Mar 10

Align Depth and Color Frames – Depth and RGB Registration

By Mehran Maghoumi in Computer Vision, MATLAB, Tutorial

Sometimes it is necessary to create a point cloud from a given depth and color (RGB) frame. This is especially the case when a scene is captured using depth cameras such as Kinect. The process of aligning the depth and the RGB frame is called “registration” and it is very easy to do (and the algorithm’s pseudo-code is surprisingly hard to find with a simple Google search! 😀 )

To perform registration, you would need 4 pieces of information:

The depth camera intrinsics:
1. Focal lengths f_xd and f_yd (in pixel units)
2. Optical centers (sometimes called image centers) C_xd and C_yd
The RGB camera intrinsics:
1. Focal lengths f_xrgb and f_yrgb (in pixel units)
2. Optical centers (sometimes called image centers) C_xrgb and C_yrgb
The extrinsics relating the depth camera to the RGB camera. This is a 4×4 matrix containing rotation and translation values.
(Obviously) the depth and the RGB frames. Note that they do not have to have the same resolution. Applying the intrinsics takes care of the resolution issue. Using camera’s such as Kinect, the depth values should usually be in meters (the unit of the depth values is very important as using incorrect units will result in a registration in which the colors and the depth values are off and are clearly misaligned).
Also, note that some data sets apply a scale and a bias to the depth values in the depth frame. Make sure to account for this scaling and offsetting before proceeding. In order words, make sure there are no scales applied to the depth values of your depth frame.

Let depthData contain the depth frame and rgbData contain the RGB frame.

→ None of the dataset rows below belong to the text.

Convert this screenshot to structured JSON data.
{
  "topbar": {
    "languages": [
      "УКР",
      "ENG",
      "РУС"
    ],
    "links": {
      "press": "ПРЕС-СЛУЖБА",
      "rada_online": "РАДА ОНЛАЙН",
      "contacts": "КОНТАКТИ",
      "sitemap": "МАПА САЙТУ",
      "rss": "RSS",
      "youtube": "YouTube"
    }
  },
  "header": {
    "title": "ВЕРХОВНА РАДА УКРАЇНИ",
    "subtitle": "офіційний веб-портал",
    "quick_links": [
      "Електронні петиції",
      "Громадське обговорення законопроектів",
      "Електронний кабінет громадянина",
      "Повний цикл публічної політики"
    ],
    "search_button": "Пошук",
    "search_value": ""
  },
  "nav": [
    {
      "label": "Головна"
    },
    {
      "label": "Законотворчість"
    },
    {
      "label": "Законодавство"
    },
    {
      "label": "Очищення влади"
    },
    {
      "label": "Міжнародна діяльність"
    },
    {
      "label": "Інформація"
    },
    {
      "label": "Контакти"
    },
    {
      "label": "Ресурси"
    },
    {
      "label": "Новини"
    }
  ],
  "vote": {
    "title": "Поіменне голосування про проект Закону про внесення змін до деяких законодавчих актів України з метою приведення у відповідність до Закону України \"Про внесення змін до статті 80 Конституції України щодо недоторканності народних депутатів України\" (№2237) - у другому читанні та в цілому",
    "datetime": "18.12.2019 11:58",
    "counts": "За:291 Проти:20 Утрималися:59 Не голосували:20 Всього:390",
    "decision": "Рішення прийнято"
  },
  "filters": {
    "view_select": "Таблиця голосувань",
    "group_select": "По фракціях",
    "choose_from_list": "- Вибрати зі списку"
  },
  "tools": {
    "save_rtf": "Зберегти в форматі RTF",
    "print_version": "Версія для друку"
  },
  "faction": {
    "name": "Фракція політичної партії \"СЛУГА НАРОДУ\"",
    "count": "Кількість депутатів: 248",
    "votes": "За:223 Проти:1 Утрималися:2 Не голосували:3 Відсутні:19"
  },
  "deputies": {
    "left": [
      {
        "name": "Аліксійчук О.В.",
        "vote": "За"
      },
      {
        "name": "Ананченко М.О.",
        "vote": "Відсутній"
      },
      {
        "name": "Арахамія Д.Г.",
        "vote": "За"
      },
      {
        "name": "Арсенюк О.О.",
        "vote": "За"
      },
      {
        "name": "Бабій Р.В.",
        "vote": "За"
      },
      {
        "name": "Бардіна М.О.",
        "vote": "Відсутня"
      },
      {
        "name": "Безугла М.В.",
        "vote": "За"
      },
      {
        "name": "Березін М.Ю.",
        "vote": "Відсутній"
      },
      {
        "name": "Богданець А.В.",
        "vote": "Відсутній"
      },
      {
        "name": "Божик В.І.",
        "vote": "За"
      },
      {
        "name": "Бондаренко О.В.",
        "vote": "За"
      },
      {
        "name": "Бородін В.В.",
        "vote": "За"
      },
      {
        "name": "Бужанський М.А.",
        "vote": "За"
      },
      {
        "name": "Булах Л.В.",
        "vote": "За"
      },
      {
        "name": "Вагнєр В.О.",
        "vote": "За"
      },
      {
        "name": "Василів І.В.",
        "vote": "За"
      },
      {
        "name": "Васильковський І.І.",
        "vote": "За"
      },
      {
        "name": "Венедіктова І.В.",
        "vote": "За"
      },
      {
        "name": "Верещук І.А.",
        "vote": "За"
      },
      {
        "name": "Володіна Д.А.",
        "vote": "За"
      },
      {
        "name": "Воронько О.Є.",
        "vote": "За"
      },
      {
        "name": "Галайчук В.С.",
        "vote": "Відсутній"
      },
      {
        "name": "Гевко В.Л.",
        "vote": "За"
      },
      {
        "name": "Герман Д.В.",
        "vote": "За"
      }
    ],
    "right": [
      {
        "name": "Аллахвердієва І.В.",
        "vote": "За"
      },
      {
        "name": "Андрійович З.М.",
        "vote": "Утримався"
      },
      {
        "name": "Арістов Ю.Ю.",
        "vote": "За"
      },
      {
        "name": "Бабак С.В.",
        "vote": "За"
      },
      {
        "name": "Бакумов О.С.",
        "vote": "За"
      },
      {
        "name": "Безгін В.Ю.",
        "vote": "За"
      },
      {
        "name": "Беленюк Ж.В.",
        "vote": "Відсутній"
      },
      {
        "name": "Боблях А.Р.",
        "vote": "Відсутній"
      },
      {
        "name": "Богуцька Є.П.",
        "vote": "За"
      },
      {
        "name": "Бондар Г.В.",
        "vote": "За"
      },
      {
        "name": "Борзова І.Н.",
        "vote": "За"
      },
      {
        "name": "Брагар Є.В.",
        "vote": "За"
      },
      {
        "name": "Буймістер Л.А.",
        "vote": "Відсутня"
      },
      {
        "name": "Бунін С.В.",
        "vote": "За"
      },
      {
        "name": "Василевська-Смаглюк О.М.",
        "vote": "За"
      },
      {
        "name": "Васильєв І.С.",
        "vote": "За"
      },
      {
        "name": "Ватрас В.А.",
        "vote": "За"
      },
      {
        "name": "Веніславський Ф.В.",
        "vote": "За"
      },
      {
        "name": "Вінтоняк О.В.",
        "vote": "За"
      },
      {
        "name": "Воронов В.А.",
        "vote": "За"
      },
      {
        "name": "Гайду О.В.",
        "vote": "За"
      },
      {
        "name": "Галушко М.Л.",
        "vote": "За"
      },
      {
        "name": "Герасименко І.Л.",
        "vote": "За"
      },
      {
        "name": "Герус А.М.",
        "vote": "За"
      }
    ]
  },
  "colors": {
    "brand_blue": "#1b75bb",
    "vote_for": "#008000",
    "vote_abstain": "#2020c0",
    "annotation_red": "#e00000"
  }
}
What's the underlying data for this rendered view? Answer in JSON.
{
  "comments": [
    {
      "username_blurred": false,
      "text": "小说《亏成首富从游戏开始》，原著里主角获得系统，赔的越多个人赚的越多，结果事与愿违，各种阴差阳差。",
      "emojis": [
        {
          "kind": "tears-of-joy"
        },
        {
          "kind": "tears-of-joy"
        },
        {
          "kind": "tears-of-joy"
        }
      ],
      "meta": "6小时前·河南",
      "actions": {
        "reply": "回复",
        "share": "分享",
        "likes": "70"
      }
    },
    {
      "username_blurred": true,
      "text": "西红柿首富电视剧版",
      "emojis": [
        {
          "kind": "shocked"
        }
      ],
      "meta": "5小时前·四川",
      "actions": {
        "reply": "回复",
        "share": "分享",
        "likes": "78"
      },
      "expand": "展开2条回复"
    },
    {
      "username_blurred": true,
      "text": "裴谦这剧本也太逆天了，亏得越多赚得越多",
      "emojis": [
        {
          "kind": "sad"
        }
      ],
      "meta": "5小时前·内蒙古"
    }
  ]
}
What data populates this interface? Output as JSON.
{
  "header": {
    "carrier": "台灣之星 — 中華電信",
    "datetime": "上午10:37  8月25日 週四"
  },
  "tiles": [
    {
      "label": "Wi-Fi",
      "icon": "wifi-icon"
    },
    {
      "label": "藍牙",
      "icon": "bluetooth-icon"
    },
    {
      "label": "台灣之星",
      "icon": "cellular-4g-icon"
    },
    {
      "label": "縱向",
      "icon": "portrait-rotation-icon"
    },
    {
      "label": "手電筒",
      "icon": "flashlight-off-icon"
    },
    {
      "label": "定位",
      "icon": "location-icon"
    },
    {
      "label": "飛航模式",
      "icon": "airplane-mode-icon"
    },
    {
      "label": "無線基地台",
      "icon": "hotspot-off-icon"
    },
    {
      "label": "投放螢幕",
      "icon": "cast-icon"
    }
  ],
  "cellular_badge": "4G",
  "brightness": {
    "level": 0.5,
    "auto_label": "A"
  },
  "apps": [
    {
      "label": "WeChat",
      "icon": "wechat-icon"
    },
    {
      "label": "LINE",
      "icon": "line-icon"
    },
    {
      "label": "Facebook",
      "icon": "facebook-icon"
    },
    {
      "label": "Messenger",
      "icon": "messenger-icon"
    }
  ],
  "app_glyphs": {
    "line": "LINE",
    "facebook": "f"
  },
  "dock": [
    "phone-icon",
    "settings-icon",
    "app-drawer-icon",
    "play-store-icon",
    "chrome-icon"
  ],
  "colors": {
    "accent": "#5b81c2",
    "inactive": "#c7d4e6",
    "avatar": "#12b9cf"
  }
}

The pseudo-code for registration in MATLAB is as follows:

function [aligned] = ...
                    depth_rgb_registration(depthData, rgbData,...
                    fx_d, fy_d, cx_d, cy_d,...
                    fx_rgb, fy_rgb, cx_rgb, cy_rgb,...
                    extrinsics)

    depthHeight = size(depthData, 1);
    depthWidth = size(depthData, 2);
    
    % Aligned will contain X, Y, Z, R, G, B values in its planes
    aligned = zeros(depthHeight, depthWidth, 6);

    for v = 1 : (depthHeight)
        for u = 1 : (depthWidth)
            % Apply depth intrinsics
            z = single(depthData(v,u)) / depthScale;
            x = single((u - cx_d) * z) / fx_d;
            y = single((v - cy_d) * z) / fy_d;
            
            % Apply the extrinsics
            transformed = (extrinsics * [x;y;z;1])';
            aligned(v,u,1) = transformed(1);
            aligned(v,u,2) = transformed(2);
            aligned(v,u,3) = transformed(3);
        end
    end

    for v = 1 : (depthHeight)
        for u = 1 : (depthWidth)
            % Apply RGB intrinsics
            x = (aligned(v,u,1) * fx_rgb / aligned(v,u,3)) + cx_rgb;
            y = (aligned(v,u,2) * fy_rgb / aligned(v,u,3)) + cy_rgb;
            
            % "x" and "y" are indices into the RGB frame, but they may contain
            % invalid values (which correspond to the parts of the scene not visible
            % to the RGB camera.
            % Do we have a valid index?
            if (x > rgbWidth || y > rgbHeight ||...
                x < 1 || y < 1 ||...
                isnan(x) || isnan(y))
                continue;
            end
            
            % Need some kind of interpolation. I just did it the lazy way
            x = round(x);
            y = round(y);

            aligned(v,u,4) = single(rgbData(y, x, 1);
            aligned(v,u,5) = single(rgbData(y, x, 2);
            aligned(v,u,6) = single(rgbData(y, x, 3);
        end
    end    
end

A few things to note here:

The indices x and y in the second group of for loops may be invalid which indicates that the obtained RGB pixel is not visible to the RGB camera.
Some kind of interpolation may be necessary when using x and y. I just did rounding.
This code can be readily used with savepcd function to save the point cloud into a PCL compatible format.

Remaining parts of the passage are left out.